Decidi comportar-me como um homem, pelo menos uma na vida. Isto está transformando-me num guerreiro. Gosto de imaginar-me como um soldado da paz, pronto para lutar e destruir os sentimentos que me assaltam.
Agora, como já disse, estou estudando o inimigo. Devo compreender seus hábitos para aniquilá-lo. Não consigo imaginar que seja mais simples morrer. Quero viver, mas ao meu modo. Espero um dia, poder ser feliz de verdade. Fragmentos traduzindos do capítulo X do livro: "Io sono gay...Al meno cosi credo" de Salvatore Savasta, Palermo 2014.
Sinto uma epifania quando algo "traduz" ou descreve perfeitamente o que sinto, ao contrário do trecho a sensação de vazio me invade no fim do dia, no ônibus de volta à casa, às sextas à noite.
Versión en Español: Soy gay, al menos eso creo
Continúo, perennemente, sintiéndome insatisfecho, melancólico. Como si faltase siempre algo. Como si la felicidad fuera siempre a un paso, pero que yo fuera incapaz de darlo.

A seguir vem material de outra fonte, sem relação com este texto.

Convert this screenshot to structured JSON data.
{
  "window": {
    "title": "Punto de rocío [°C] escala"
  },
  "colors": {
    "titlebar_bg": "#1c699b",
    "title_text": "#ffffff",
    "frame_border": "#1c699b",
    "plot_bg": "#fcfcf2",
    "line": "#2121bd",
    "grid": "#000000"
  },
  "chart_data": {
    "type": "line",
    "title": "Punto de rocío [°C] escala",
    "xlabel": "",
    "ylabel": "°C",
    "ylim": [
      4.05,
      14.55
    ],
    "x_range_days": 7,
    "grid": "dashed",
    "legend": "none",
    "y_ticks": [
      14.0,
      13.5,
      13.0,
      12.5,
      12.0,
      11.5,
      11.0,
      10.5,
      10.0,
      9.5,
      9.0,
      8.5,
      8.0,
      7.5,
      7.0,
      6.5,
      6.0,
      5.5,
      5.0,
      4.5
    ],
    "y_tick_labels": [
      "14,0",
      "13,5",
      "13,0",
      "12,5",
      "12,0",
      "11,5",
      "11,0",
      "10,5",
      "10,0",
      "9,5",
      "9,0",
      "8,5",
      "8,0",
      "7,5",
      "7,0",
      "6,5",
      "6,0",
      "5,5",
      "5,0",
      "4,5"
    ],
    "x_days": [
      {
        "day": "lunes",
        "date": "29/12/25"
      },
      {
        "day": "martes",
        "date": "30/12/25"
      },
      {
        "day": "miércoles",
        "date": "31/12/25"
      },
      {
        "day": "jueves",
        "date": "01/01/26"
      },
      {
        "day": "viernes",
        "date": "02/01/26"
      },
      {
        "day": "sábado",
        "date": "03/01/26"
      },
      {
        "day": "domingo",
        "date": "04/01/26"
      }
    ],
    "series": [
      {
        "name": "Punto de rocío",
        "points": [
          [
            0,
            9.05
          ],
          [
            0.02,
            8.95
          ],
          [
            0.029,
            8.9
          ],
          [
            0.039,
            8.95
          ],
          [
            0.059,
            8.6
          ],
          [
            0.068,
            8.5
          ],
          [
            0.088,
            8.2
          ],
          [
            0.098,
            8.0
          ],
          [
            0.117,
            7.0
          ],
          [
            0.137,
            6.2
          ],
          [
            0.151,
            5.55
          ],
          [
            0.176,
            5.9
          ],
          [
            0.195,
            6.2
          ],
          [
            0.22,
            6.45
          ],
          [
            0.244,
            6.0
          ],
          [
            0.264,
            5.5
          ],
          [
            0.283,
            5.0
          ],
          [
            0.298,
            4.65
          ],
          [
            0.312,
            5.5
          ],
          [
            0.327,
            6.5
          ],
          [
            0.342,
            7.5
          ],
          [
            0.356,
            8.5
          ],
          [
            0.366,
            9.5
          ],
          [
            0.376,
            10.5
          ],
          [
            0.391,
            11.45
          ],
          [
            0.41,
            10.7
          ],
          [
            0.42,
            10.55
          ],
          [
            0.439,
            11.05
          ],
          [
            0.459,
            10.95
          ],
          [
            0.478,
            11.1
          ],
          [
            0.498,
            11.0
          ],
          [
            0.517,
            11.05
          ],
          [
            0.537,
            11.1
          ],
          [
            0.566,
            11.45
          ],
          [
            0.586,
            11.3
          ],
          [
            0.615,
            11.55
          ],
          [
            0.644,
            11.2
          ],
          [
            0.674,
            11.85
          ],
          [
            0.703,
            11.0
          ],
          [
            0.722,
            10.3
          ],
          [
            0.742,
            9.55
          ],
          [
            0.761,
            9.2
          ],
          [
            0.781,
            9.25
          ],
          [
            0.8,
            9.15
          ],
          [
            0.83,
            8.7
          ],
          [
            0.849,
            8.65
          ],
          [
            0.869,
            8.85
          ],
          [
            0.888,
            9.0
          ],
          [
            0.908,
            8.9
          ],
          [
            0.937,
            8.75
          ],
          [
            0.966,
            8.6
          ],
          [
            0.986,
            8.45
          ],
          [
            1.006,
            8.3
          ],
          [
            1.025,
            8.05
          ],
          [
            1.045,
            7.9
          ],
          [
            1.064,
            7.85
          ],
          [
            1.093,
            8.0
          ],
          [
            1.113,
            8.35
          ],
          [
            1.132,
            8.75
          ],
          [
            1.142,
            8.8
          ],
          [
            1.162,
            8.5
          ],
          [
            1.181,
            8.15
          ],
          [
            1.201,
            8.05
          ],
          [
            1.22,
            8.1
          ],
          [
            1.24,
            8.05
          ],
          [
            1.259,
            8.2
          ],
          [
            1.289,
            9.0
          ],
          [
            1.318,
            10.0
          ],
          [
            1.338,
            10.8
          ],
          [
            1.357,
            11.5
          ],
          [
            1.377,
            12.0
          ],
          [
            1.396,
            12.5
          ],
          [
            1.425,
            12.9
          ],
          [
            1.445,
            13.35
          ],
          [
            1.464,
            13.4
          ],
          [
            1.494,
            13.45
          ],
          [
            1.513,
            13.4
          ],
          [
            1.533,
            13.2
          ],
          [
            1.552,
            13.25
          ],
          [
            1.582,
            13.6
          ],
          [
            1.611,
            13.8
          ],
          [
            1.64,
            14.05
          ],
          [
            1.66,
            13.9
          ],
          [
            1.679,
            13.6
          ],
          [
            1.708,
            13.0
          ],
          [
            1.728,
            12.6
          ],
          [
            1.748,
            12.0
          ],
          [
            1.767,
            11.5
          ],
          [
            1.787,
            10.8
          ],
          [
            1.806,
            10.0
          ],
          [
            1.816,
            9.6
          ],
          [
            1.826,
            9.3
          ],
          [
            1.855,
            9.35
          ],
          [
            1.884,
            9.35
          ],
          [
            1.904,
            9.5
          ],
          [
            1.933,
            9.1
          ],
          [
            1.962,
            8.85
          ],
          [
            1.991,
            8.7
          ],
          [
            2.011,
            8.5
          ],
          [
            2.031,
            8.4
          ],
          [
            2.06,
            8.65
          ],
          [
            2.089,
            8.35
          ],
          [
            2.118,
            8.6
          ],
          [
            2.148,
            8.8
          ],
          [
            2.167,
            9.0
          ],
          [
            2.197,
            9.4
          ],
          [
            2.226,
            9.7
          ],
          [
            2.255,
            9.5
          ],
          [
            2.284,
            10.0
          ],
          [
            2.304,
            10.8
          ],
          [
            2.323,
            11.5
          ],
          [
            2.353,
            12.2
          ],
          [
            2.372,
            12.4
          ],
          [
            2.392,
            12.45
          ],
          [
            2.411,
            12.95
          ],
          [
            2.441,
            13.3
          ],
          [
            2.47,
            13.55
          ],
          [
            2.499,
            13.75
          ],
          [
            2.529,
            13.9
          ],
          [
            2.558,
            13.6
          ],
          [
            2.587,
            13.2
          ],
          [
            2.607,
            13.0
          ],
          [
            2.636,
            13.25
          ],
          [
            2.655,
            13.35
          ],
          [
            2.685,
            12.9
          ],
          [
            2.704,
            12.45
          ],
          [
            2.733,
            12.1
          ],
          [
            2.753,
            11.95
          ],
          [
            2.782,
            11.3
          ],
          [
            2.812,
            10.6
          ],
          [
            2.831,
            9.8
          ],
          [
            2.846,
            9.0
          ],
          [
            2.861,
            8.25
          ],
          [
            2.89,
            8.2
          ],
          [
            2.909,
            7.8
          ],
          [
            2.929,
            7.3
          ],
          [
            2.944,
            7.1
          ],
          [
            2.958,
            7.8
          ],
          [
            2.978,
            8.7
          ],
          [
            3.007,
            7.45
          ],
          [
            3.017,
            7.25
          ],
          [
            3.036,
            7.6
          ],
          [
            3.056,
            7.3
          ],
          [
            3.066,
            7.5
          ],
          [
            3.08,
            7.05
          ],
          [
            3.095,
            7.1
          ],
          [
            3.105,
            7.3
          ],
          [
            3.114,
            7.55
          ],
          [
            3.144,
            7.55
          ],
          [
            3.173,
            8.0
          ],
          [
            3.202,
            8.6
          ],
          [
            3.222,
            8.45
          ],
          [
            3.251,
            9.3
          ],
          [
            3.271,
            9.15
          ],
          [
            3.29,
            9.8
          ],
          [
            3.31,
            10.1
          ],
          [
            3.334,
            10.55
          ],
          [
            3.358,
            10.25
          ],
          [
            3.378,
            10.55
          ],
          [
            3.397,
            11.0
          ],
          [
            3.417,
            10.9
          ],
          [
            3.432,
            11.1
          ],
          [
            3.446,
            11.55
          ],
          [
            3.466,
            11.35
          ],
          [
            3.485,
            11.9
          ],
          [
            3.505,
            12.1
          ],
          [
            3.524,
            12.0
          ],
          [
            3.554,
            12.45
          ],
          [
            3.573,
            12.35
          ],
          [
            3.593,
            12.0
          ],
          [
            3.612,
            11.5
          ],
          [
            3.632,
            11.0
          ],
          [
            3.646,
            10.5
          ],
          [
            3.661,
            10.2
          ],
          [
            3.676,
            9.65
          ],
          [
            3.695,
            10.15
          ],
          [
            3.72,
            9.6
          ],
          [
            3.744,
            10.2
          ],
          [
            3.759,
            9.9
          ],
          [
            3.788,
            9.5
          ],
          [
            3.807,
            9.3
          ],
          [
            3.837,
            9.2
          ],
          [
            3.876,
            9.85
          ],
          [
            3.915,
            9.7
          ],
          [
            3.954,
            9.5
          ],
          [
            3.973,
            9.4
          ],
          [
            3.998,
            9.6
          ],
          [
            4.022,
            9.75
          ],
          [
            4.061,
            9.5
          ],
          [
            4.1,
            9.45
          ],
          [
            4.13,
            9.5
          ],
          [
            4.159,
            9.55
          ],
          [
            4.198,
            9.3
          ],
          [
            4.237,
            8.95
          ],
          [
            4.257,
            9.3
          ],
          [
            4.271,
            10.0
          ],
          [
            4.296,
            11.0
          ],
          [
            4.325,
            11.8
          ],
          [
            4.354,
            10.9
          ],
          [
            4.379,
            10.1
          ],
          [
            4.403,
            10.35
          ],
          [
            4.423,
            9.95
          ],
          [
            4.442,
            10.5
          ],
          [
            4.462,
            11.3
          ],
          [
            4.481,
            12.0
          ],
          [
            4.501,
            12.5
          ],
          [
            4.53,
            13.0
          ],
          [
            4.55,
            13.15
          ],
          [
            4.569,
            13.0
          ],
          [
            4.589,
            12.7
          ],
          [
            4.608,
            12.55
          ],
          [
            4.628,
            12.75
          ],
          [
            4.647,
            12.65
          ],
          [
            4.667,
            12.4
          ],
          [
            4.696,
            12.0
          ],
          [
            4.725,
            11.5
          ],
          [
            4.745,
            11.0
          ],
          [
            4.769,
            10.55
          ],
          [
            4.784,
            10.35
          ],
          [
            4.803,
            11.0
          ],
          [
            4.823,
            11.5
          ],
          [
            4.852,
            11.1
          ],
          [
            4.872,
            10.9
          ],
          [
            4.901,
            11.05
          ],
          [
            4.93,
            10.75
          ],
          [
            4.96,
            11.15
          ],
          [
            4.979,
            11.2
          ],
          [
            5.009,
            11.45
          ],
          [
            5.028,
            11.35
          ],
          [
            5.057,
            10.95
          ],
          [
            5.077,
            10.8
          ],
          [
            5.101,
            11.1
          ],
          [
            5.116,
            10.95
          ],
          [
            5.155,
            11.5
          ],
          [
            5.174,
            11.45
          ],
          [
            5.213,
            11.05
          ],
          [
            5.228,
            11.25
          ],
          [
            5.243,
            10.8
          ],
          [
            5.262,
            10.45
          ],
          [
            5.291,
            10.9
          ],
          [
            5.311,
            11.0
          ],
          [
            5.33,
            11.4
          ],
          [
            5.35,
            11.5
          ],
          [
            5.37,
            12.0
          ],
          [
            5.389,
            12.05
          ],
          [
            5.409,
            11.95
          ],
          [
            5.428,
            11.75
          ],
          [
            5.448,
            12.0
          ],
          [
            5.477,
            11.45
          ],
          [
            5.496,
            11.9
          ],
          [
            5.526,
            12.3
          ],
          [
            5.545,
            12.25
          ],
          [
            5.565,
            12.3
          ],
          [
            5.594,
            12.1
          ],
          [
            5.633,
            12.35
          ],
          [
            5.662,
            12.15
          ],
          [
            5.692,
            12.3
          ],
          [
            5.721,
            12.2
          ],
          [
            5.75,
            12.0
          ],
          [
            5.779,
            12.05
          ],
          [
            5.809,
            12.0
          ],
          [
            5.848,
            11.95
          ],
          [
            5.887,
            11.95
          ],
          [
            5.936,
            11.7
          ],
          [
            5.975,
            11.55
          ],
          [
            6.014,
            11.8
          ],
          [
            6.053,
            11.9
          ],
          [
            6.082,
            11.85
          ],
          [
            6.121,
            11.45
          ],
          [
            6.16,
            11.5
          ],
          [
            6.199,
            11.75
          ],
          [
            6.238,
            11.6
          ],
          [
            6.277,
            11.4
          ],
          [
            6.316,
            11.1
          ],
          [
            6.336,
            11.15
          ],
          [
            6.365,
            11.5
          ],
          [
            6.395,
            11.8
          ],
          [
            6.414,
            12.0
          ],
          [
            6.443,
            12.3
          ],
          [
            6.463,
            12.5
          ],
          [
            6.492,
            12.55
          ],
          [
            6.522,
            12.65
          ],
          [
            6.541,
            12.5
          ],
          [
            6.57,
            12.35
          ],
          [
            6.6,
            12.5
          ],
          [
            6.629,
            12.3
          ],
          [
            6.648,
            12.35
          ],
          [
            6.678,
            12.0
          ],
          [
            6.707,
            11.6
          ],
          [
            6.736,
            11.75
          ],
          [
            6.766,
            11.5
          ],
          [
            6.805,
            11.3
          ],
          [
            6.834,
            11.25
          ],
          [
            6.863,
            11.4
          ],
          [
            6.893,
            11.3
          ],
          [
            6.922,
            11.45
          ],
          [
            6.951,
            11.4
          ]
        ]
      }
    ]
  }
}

Es una sensación increíble y debilitante. Te hace sentir solo incluso si estás en compañía. Te desgasta. Es un extraño gusano que te carcome lentamente desde dentro.
Cada mañana siento esta extraña sensación de “vacío”. Luego, poco a poco, parece atenuarse, pero no desaparece en realidad. Se queda latente, como si fuera un stand by. Sabes que está ahí, pero no te fastidia. Solo de vez en cuando te recuerda, como una suerte de timbre de alarma, de que no eres feliz. Que no te bastas a ti mismo porque el amor no se hace a sí mismo. Que el ser humano nació solo, sino que tiene necesidad de una vida social verdadera. Yo continúo creyendo que esta sensación es típica de quien no se acepta a sí mismo. (…) Quiero comprender lo que me hace sentir así. Quiero comprender lo que provoca en mí y de qué dependa. ¡Quiero derrotarla! ¡Quiero vencerla! Es un tumor. Es un cáncer del alma. (…) Comprendo, ahora, finalmente, que sería nada más que un acto de vergonzosa resignación. He decidido comportarme como un hombre, por una vez en la vida. Esto me está transformando en un guerrero. Me gusta imaginarme como una suerte de paladín de la paz, listo a luchar para destruir las sensaciones que continúan asaltándome. Ahora, como ya dije, estoy estudiando al enemigo. Debo comprender sus hábitos para aniquilarlo. No logro imaginar que sea más simple morir. Quiero vivir, pero debo hacerlo a mi modo. Espero, un día, poder ser de verdad feliz.